In one of the reply to a post in this topic, you had mentioned to aovid PPF as the one’s debt part is already covered under the mandatory EPF. Is not it make sense to invest in PPF/VPF too as the debt component, apart from and by forgetting the EPF part?

Thanks,/-Raj.

Yes , if a person is young , then his EPF part is enough as debt component.

manish ji,

i m 38 yr old i can invest 15000 pa. how much pension we get per month if we take retire on 58 and where should we invest pl. suggest.

Better give more details about your case, what is your risk taking ability .

Dear Manish Sir,

I have read your article for Gold Investment. I want to invest 2 Lac in Gold for long term so pls suggest me that in which fund can i invest.

1. Physical gold

2. Gold ETF

3. Gold MF

4. E Gold

I am very confuse.

Thanks

Shyam

Shyam

What is it that you want .. each thing has their own advantage and disadvantage !

Where nice article, thank you.

In you retirement claculator, to calculate the need to save monthly, in formula you have divided Return you can generate (ideally take 11-12%) by 1200. Where did this 1200 come from.

=(B11*(B8/1200))/((1+B8/1200) * (1+B8/1200) ^(12*B4) -1)

Regards

Srini

Srinivasan

Its compounded monthly , thats the reason we are dividing it by 12 and multiypluing the tenure by 12 , as its percentage so we are also divinding by 100 more .. so

Manish

Hi Manish

Can you please review Tata Retirement Savings Fund?

PR

Thanks for asking the question . For the best answer , I think it would be best if you can ask it on our forum . There are dozens of experts waiting to help you , I will also try to put my answers there , so that others can also benefit from your question. http://www.jagoinvestor.com/forum/

PR

See this : https://www.jagoinvestor.com/forum/investing-in-tata-retirement-savings-fund/2085/

I am raju 41 yrs old getting income from my salary Rs.50000 pm

my savings are 1) LIC Rs.31000/- p.a and 2) PPP/SBI Rs.12000/- p.a.

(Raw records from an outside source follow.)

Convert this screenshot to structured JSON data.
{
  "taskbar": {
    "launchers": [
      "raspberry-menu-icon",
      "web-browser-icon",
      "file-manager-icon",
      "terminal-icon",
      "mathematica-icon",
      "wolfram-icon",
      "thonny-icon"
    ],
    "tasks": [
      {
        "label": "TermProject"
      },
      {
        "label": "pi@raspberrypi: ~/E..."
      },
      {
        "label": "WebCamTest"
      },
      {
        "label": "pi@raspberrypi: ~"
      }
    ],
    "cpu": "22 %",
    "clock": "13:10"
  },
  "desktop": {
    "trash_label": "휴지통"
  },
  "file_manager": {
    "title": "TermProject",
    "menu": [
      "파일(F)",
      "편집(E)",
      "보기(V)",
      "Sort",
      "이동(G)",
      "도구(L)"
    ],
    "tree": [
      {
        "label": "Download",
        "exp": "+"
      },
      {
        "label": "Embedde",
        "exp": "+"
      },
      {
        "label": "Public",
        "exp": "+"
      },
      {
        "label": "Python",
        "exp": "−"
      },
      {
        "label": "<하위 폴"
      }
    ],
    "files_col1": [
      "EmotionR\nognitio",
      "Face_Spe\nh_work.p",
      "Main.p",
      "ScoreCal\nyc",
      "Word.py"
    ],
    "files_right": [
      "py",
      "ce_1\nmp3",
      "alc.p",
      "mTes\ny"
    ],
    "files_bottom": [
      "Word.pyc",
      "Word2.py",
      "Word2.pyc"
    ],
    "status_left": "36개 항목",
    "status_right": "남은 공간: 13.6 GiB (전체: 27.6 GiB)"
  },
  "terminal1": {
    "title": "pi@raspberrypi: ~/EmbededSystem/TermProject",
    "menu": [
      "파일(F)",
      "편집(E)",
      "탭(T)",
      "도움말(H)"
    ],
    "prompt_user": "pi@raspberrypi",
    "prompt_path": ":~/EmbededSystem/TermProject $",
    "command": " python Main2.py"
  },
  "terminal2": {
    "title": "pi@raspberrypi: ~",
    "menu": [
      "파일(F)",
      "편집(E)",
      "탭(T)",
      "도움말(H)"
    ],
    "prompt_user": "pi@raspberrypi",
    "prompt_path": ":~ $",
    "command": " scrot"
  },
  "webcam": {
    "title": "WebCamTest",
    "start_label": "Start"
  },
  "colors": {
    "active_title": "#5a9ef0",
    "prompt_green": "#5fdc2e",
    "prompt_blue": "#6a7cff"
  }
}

I can save upto Rs.15000/- to 20000/-p.m

can you guide me where I have to investment

my details are: self 41 yrs, Wife 40 yrs Daughters 11 yrs and 4 yrs

Raju

Seems like you are heavy on Debt products from many years which means you dont have much in your equity portfolio , Its not a great hting . Try to now start investing in equity mutual funds with focus on loong term .

Manish

Hi

I want to know the where to invest section clearly what is above 15% n all.

your querstion is not clear

Hi Manish,

Thanks very much for the article. It is really a eye-opener.I have planned a retirement corpus of 2.5 cr by the time I retire @ age 60 which is 28 years away.My retirement corpus consists of :

1. EPF : Rs. 94,25,000 ( EPF of Rs. 24,032 p.a @ 9% returns p.a with my income increasing by 8% annually for 28 yrs )

2. PPF : Rs.6,16,000 ( Rs, 12,000 p.a for 28 yrs @8% pa )

3. Mutual funds : Rs 1,50,00,000 ( Rs.5,500 per month via SIP, @12 % returns for 28 yrs )

I have the following questions:

1. Do u think the asset allocation mix is right? Or, do i have to invest in Real estate ( right now i am living in chennai, house being jointly owned by 4 of us in the family. I would most probably buy a house in 5 years time in chennai itself )

2.Do i have to increase the equity allocation?

3.What is the most appropriate mix of mutual funds ( my risk appetite is moderate )?

4.Do i have to sell all my mutual funds,close EPF and PPF accounts after 28 years, or, should I sell/close those in a phased manner ?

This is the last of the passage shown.